Resource: BREF-80

Reference BREF-80
Date of Submission Jan. 24, 2014, 4:22 p.m.
Status accepted
ISLRN 310-036-258-354-7
Resource Type Primary Text
Media Type Audio
Language French

The BREF corpus was designed to provide enough read speech data for the development and evaluation of continuous speech recognition systems (both speaker-dependent and speaker-independent), and to provide a large corpus of continuous speech for the acquisition of acoustic-phonetic knowledge of spoken French. All the recorded texts were selected from extracts of the French newspaper Le Monde so as to provide a large vocabulary (over 20,000 words) and a wide range of phonetic environments.

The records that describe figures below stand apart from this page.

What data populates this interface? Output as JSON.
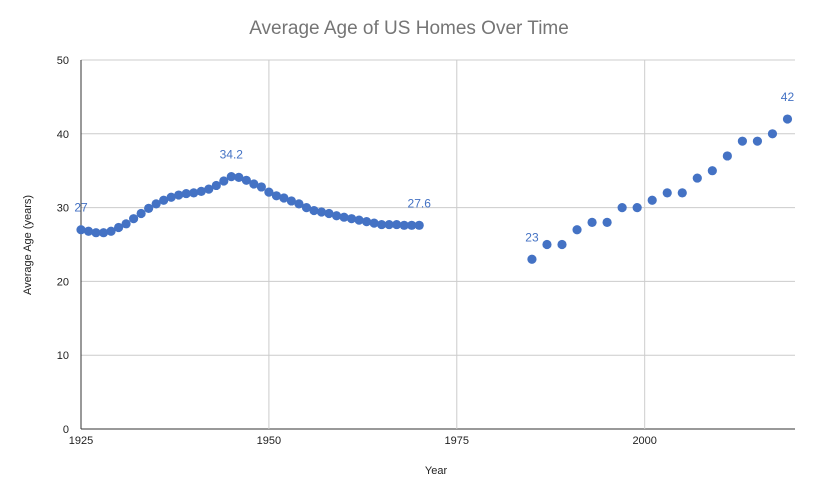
{
  "chart_data": {
    "type": "scatter",
    "title": "Average Age of US Homes Over Time",
    "xlabel": "Year",
    "ylabel": "Average Age (years)",
    "xlim": [
      1925,
      2020
    ],
    "ylim": [
      0,
      50
    ],
    "x_ticks": [
      1925,
      1950,
      1975,
      2000
    ],
    "y_ticks": [
      0,
      10,
      20,
      30,
      40,
      50
    ],
    "grid": true,
    "legend": "none",
    "marker_color": "#4472c4",
    "label_color": "#4472c4",
    "points": [
      {
        "x": 1925,
        "y": 27.0,
        "label": "27"
      },
      {
        "x": 1926,
        "y": 26.8
      },
      {
        "x": 1927,
        "y": 26.6
      },
      {
        "x": 1928,
        "y": 26.6
      },
      {
        "x": 1929,
        "y": 26.8
      },
      {
        "x": 1930,
        "y": 27.3
      },
      {
        "x": 1931,
        "y": 27.8
      },
      {
        "x": 1932,
        "y": 28.5
      },
      {
        "x": 1933,
        "y": 29.2
      },
      {
        "x": 1934,
        "y": 29.9
      },
      {
        "x": 1935,
        "y": 30.5
      },
      {
        "x": 1936,
        "y": 31.0
      },
      {
        "x": 1937,
        "y": 31.4
      },
      {
        "x": 1938,
        "y": 31.7
      },
      {
        "x": 1939,
        "y": 31.9
      },
      {
        "x": 1940,
        "y": 32.0
      },
      {
        "x": 1941,
        "y": 32.2
      },
      {
        "x": 1942,
        "y": 32.5
      },
      {
        "x": 1943,
        "y": 33.0
      },
      {
        "x": 1944,
        "y": 33.6
      },
      {
        "x": 1945,
        "y": 34.2,
        "label": "34.2"
      },
      {
        "x": 1946,
        "y": 34.1
      },
      {
        "x": 1947,
        "y": 33.7
      },
      {
        "x": 1948,
        "y": 33.2
      },
      {
        "x": 1949,
        "y": 32.8
      },
      {
        "x": 1950,
        "y": 32.1
      },
      {
        "x": 1951,
        "y": 31.6
      },
      {
        "x": 1952,
        "y": 31.3
      },
      {
        "x": 1953,
        "y": 30.9
      },
      {
        "x": 1954,
        "y": 30.5
      },
      {
        "x": 1955,
        "y": 30.0
      },
      {
        "x": 1956,
        "y": 29.6
      },
      {
        "x": 1957,
        "y": 29.4
      },
      {
        "x": 1958,
        "y": 29.2
      },
      {
        "x": 1959,
        "y": 28.9
      },
      {
        "x": 1960,
        "y": 28.7
      },
      {
        "x": 1961,
        "y": 28.5
      },
      {
        "x": 1962,
        "y": 28.3
      },
      {
        "x": 1963,
        "y": 28.1
      },
      {
        "x": 1964,
        "y": 27.9
      },
      {
        "x": 1965,
        "y": 27.7
      },
      {
        "x": 1966,
        "y": 27.7
      },
      {
        "x": 1967,
        "y": 27.7
      },
      {
        "x": 1968,
        "y": 27.6
      },
      {
        "x": 1969,
        "y": 27.6
      },
      {
        "x": 1970,
        "y": 27.6,
        "label": "27.6"
      },
      {
        "x": 1985,
        "y": 23,
        "label": "23"
      },
      {
        "x": 1987,
        "y": 25
      },
      {
        "x": 1989,
        "y": 25
      },
      {
        "x": 1991,
        "y": 27
      },
      {
        "x": 1993,
        "y": 28
      },
      {
        "x": 1995,
        "y": 28
      },
      {
        "x": 1997,
        "y": 30
      },
      {
        "x": 1999,
        "y": 30
      },
      {
        "x": 2001,
        "y": 31
      },
      {
        "x": 2003,
        "y": 32
      },
      {
        "x": 2005,
        "y": 32
      },
      {
        "x": 2007,
        "y": 34
      },
      {
        "x": 2009,
        "y": 35
      },
      {
        "x": 2011,
        "y": 37
      },
      {
        "x": 2013,
        "y": 39
      },
      {
        "x": 2015,
        "y": 39
      },
      {
        "x": 2017,
        "y": 40
      },
      {
        "x": 2019,
        "y": 42,
        "label": "42"
      }
    ]
  }
}
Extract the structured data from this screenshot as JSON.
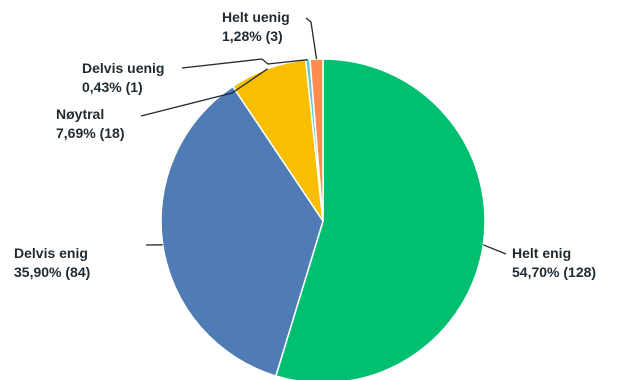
{
  "chart_data": {
    "type": "pie",
    "slices": [
      {
        "label": "Helt enig",
        "percent_text": "54,70% (128)",
        "percent": 54.7,
        "count": 128,
        "color": "#00bf6f"
      },
      {
        "label": "Delvis enig",
        "percent_text": "35,90% (84)",
        "percent": 35.9,
        "count": 84,
        "color": "#507cb6"
      },
      {
        "label": "Nøytral",
        "percent_text": "7,69% (18)",
        "percent": 7.69,
        "count": 18,
        "color": "#f9be00"
      },
      {
        "label": "Delvis uenig",
        "percent_text": "0,43% (1)",
        "percent": 0.43,
        "count": 1,
        "color": "#6bc8cd"
      },
      {
        "label": "Helt uenig",
        "percent_text": "1,28% (3)",
        "percent": 1.28,
        "count": 3,
        "color": "#ff8b4f"
      }
    ]
  }
}
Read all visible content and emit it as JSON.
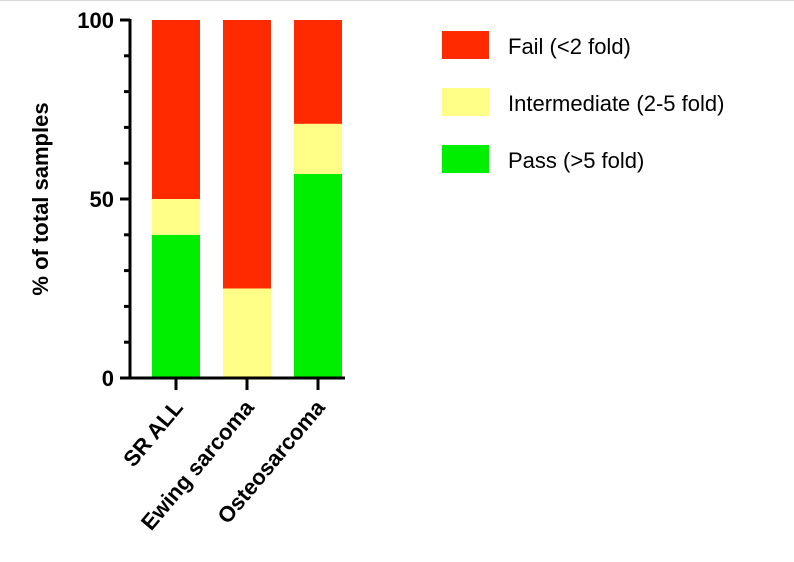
{
  "chart_data": {
    "type": "bar",
    "stacked": true,
    "categories": [
      "SR ALL",
      "Ewing sarcoma",
      "Osteosarcoma"
    ],
    "series": [
      {
        "name": "Pass (>5 fold)",
        "color": "#00ee00",
        "values": [
          40,
          0,
          57
        ]
      },
      {
        "name": "Intermediate (2-5 fold)",
        "color": "#ffff88",
        "values": [
          10,
          25,
          14
        ]
      },
      {
        "name": "Fail (<2 fold)",
        "color": "#ff2a00",
        "values": [
          50,
          75,
          29
        ]
      }
    ],
    "legend_order": [
      "Fail (<2 fold)",
      "Intermediate (2-5 fold)",
      "Pass (>5 fold)"
    ],
    "ylabel": "% of total samples",
    "xlabel": "",
    "ylim": [
      0,
      100
    ],
    "yticks": [
      0,
      50,
      100
    ],
    "yticks_minor_step": 10,
    "legend_position": "right",
    "grid": false
  }
}
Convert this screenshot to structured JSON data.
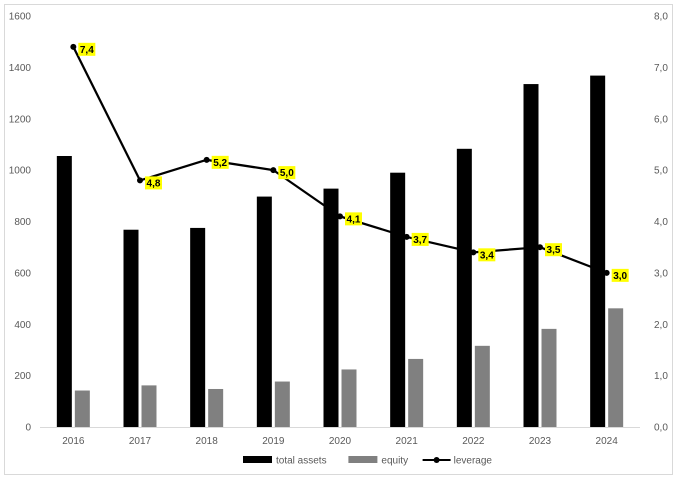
{
  "chart_data": {
    "type": "bar",
    "categories": [
      "2016",
      "2017",
      "2018",
      "2019",
      "2020",
      "2021",
      "2022",
      "2023",
      "2024"
    ],
    "series": [
      {
        "name": "total assets",
        "type": "bar",
        "axis": "left",
        "color": "#000000",
        "values": [
          1055,
          768,
          775,
          897,
          928,
          990,
          1083,
          1335,
          1368
        ]
      },
      {
        "name": "equity",
        "type": "bar",
        "axis": "left",
        "color": "#808080",
        "values": [
          142,
          162,
          148,
          177,
          224,
          265,
          316,
          382,
          462
        ]
      },
      {
        "name": "leverage",
        "type": "line",
        "axis": "right",
        "color": "#000000",
        "values": [
          7.4,
          4.8,
          5.2,
          5.0,
          4.1,
          3.7,
          3.4,
          3.5,
          3.0
        ],
        "labels": [
          "7,4",
          "4,8",
          "5,2",
          "5,0",
          "4,1",
          "3,7",
          "3,4",
          "3,5",
          "3,0"
        ],
        "label_background": "#ffff00"
      }
    ],
    "y_left": {
      "range": [
        0,
        1600
      ],
      "ticks": [
        "0",
        "200",
        "400",
        "600",
        "800",
        "1000",
        "1200",
        "1400",
        "1600"
      ]
    },
    "y_right": {
      "range": [
        0,
        8
      ],
      "ticks": [
        "0,0",
        "1,0",
        "2,0",
        "3,0",
        "4,0",
        "5,0",
        "6,0",
        "7,0",
        "8,0"
      ]
    },
    "grid": false,
    "legend_position": "bottom-center"
  }
}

The entire BREF corpus contains over 100 hours of speech material from 120 speakers.
The BREF-80 sub-corpus consists of 2 ISO9660 CDROMs, BREF80-1 and BREF80-2, containing speaker-independent training data from 80 speakers. Together these 2 CDs contain 5330 sentences, an average of 67 sentences per speaker. While this data represents only a small portion of the entire BREF corpus, the sentences have been selected to cover most of the BREF training prompts, in order to conserve a wide range of phonetic contexts with a minimum amount of speech data. Thus, the BREF80 sub-corpus produced on these CDs was especially selected to train speaker-independent, vocabulary-independent speech recognizers.

Version 1.0
Distributor ELRA